The Worst Social Media Advice You Will Ever Hear

Everyone thinks they’re an expert on social media these days. Whether it’s a spammy direct message on Twitter advertising “I can get you 1,000 US followers for $5,” to someone coining themselves the Dalai Lama of Social Media. [It’s true: he’s on Twitter.]

To cut through the clutter and stick to what’s important, (engagement, people!), I’ve broken down some of the worst social media advice ever heard.

  1. “You have to be on all social networks” To date, there are over 214 social media platforms, both U.S. based and international. That is quite an audience to cover, and unless you have a megaphone bigger than Ms. Cyrus, no one is going to hear you.  Concentrate and base your strategy on the social platforms that your current and target audience is on. Are you a fancy new tapas bar that just opened in West Hollywood? Facebook, Instagram, and foursquare will be the best public route to take. Instagram, on the other hand, would not be fitting if you owned a plumbing company.  Is your sole target demographic stay at home moms? Pinterest should be your best friend. Women make up 80% of active Pinterest users.
  2. “All you have to do is schedule content to send out at the same time across all platforms.” Do the Twitter fails of American Air ring a bell? Instead of addressing complaints tweeted to them by dissatisfied customers, the brand “thanked” users for supporting them. The backlash revealed that the airline was using an automation scheduling system and a seriously inhumane approach to social media. Social media automation may be every marketer’s best friend, but it does not replace social media. Authentic engagement with customers and followers will convert them into brand advocates. Rule of thumb: robots+potential customers don’t equal a positive relationship with your brand. Take the time to engage.
  3. My favorite “Just hire an intern!” Oh those dreaded internships of my college days. Reflecting back on it now, how can any serious brand put an intern in charge of their social media? An internship is for learning. You should not hire an intern to “learn” how to strategize your social media at the expense of your brand. (Sorry current interns looking for a front-of-the-line gig!)  Appoint a seasoned employee or centralize a team if you don’t want to outsource your marketing efforts.
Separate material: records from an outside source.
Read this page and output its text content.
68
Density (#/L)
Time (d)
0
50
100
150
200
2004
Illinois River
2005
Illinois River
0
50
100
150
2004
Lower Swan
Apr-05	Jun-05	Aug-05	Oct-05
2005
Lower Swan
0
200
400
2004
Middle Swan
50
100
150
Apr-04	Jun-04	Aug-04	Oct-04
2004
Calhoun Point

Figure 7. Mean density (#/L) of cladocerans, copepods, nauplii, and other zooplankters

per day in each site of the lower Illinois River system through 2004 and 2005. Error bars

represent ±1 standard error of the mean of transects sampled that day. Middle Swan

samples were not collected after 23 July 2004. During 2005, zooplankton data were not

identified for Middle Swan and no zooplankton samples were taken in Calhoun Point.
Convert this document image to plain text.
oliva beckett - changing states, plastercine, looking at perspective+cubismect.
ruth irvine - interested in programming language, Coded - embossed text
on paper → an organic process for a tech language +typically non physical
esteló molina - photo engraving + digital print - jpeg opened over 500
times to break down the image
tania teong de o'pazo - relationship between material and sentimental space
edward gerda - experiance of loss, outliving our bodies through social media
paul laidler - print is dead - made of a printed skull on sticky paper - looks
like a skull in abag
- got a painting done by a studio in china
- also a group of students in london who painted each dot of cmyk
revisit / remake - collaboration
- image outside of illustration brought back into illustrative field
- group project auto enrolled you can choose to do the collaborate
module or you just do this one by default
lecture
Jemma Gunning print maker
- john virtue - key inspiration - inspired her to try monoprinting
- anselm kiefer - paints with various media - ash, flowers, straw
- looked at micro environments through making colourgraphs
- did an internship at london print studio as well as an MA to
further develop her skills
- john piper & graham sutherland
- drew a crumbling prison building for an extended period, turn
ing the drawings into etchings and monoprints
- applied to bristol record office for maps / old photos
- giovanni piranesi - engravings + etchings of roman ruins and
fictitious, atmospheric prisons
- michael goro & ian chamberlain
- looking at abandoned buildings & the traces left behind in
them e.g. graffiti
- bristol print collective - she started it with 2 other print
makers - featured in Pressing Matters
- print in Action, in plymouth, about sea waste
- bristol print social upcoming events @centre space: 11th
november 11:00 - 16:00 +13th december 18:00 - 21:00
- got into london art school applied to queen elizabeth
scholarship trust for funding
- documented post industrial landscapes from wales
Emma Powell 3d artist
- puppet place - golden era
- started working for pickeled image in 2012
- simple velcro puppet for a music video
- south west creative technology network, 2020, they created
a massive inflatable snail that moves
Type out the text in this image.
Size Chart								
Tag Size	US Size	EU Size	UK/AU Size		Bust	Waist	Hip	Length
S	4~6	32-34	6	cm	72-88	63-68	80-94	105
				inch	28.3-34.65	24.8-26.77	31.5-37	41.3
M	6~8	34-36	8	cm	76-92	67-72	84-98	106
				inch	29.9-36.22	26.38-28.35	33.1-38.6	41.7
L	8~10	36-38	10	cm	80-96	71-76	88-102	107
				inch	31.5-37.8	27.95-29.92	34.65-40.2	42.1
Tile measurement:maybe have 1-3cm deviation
An intern’s appeal may sound fitting, (free!), but your brand won’t be getting the diploma at the end of the year.
  4. “Social media is the new SEO.”  Those “experts” that think social media has replaced search engine optimization deserve a slap on the wrist by Zuckerberg himself. The common notion of social numbers having a stronger priority over genuine link building and content when it comes to search engine ranking doesn’t quite yet hold water. However, social media can enhance a brand’s search engine optimization efforts when done correctly. Social media is one of many – albeit powerful – microphones to amplify your brand’s message. So the more people you have listening on social media, the greater the opportunity for those listeners to share and engage with your brand. The more sharing and engaging, the more likely Google will recognize your content as genuine content and reward it in the rankings for targeted keywords. But this is a long term strategy, and will take time for all these content seeds to take root. So for the short term, keep your SEO for Dummies book handy. You’ll need it.

Social media is a powerful, incredible way to interact and attract your audience, and there will always be great – and not so great – nuggets of wisdom out there offering to help your campaign shine. The tough part is finding them, and knowing what’s worth a listen, and what’s advice worth passing up.

 

4 thoughts on “The Worst Social Media Advice You Will Ever Hear”

  1. “It’s a good idea to post the same thing in the exact same way across all platforms because it saves time.” Posts should absolutely be customized for the platform. What works for Twitter may not work for Facebook. What works for Facebook may not work for Google+. The content can remain the same sometimes, but the structure should fit the platform being used. Your followers on Twitter may also be your fans on Facebook, so why bore them with repetitive messages?

    1. Annaliese, that is another great point! Audiences are different across social platforms, so the content should be catered to those differences. Thanks for the comment!